Mais Kevin dit apprécier davantage que le gouvernement se soit rétracté sur la question en accordant une subvention de 25%. «Mes parents vont éprouver des difficultés en payant mes frais d'examen de HSC. Cette capitulation est une bonne chose dans la mesure où elle va amener une certaine stabilité dans le pays et mettre fin au soulèvement po-pulaire qu'a occasionné l'abolition des subventions». Il se dit en faveur du ciblage car, selon lui, si nombreux sont ceux qui peuvent s'acquitter de ces frais d'examen, tel n'est pas le cas pour tout le monde. «Il ne faut pas négliger les pauvres».

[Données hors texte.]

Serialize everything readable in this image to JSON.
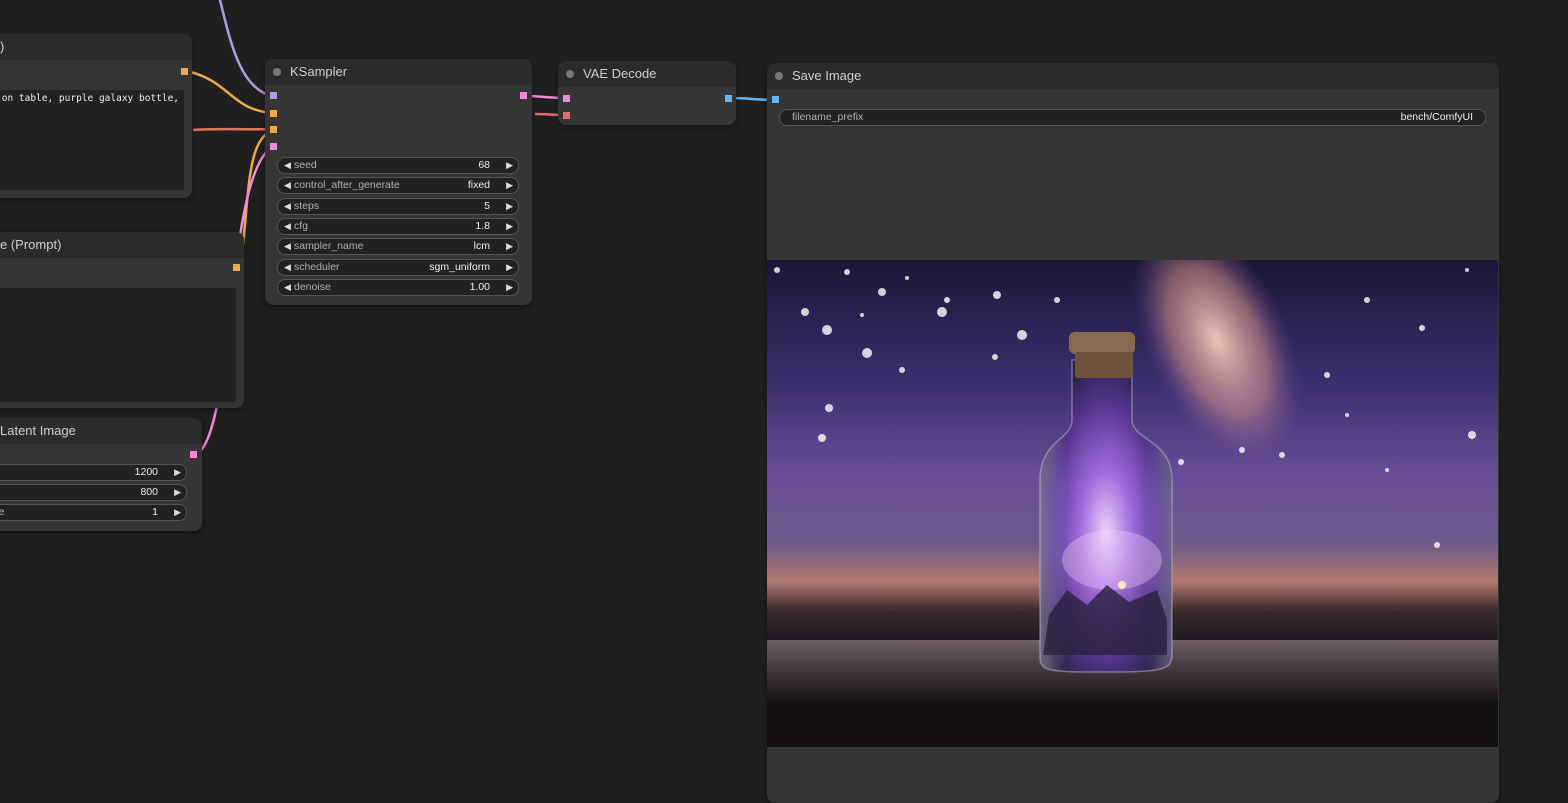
{
  "nodes": {
    "clip_positive": {
      "title": ")",
      "prompt_text": " on table, purple galaxy bottle,"
    },
    "clip_negative": {
      "title": "e (Prompt)"
    },
    "empty_latent": {
      "title": "Latent Image",
      "widgets": [
        {
          "label": "",
          "value": "1200"
        },
        {
          "label": "",
          "value": "800"
        },
        {
          "label": "ize",
          "value": "1"
        }
      ]
    },
    "ksampler": {
      "title": "KSampler",
      "widgets": [
        {
          "label": "seed",
          "value": "68"
        },
        {
          "label": "control_after_generate",
          "value": "fixed"
        },
        {
          "label": "steps",
          "value": "5"
        },
        {
          "label": "cfg",
          "value": "1.8"
        },
        {
          "label": "sampler_name",
          "value": "lcm"
        },
        {
          "label": "scheduler",
          "value": "sgm_uniform"
        },
        {
          "label": "denoise",
          "value": "1.00"
        }
      ]
    },
    "vae_decode": {
      "title": "VAE Decode"
    },
    "save_image": {
      "title": "Save Image",
      "filename_prefix_label": "filename_prefix",
      "filename_prefix_value": "bench/ComfyUI"
    }
  },
  "colors": {
    "model": "#b39ddb",
    "clip": "#f0a94b",
    "conditioning": "#e08a7a",
    "latent": "#f18bd9",
    "vae": "#e86b6b",
    "image": "#64b5f6"
  },
  "icons": {
    "arrow_left": "◀",
    "arrow_right": "▶"
  }
}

Pour Pascal, c'est la difficulté de leurs parents qui a incité les jeunes à manifester ainsi. Mais, «on ne peut éternellement accorder des subventions à tout le monde. Il aurait été mieux si l'abolition des subventions avait été appliquée au fur et à mesure au lieu d'un seul coup. Cela aurait permis aux parents de prendre leurs dispositions. Là, ils ont été pris au dépourvu». Yakshinee est aussi en faveur du ciblage pour discerner ceux qui méritent de bénéficier de subventions et ceux qui n'en n'ont pas besoin. «Cette mesure d'enlever les subventions est bien pensée, mais sa mise en pratique a été trop précipitée.»

Les 3 V

Il est temps de mettre fin au trois «V» (vol, viol, violence), dit Yakshinee, qui estime que les lois ne sont pas assez sévères. «Il est inadmissible que dans les cas de viol, par exemple, le violeur se retrouve en liberté au bout de quelque temps. C'est traumatisant pour la victime.» Astride trouve malheureux que les jeunes se laissent tenter par les différents fléaux tandis que Pascal est d'avis que les jeunes savent ce qui est bon pour eux et ce qui ne l'est pas. «Avec le travail de conscientisation que les autorités et les ONG ont mené, un jeune ne peut pas dire qu'il ne savait pas le viol était quelque chose de mal.» Kevin trouve choquant le comportement de certains jeunes : une façon de se libé-rer et d'exprimer leur frustration. Roxanne est pour une protection plus prononcée des jeunes contre les différents fléaux en proposant plus d'activités de loisir.

Face à un tel état des lieux de nos jeunes témoins, il est évident que les clichés, même s'ils ont la vie dure, doivent être dépassés : on peut toujours avoir foi en nos jeunes.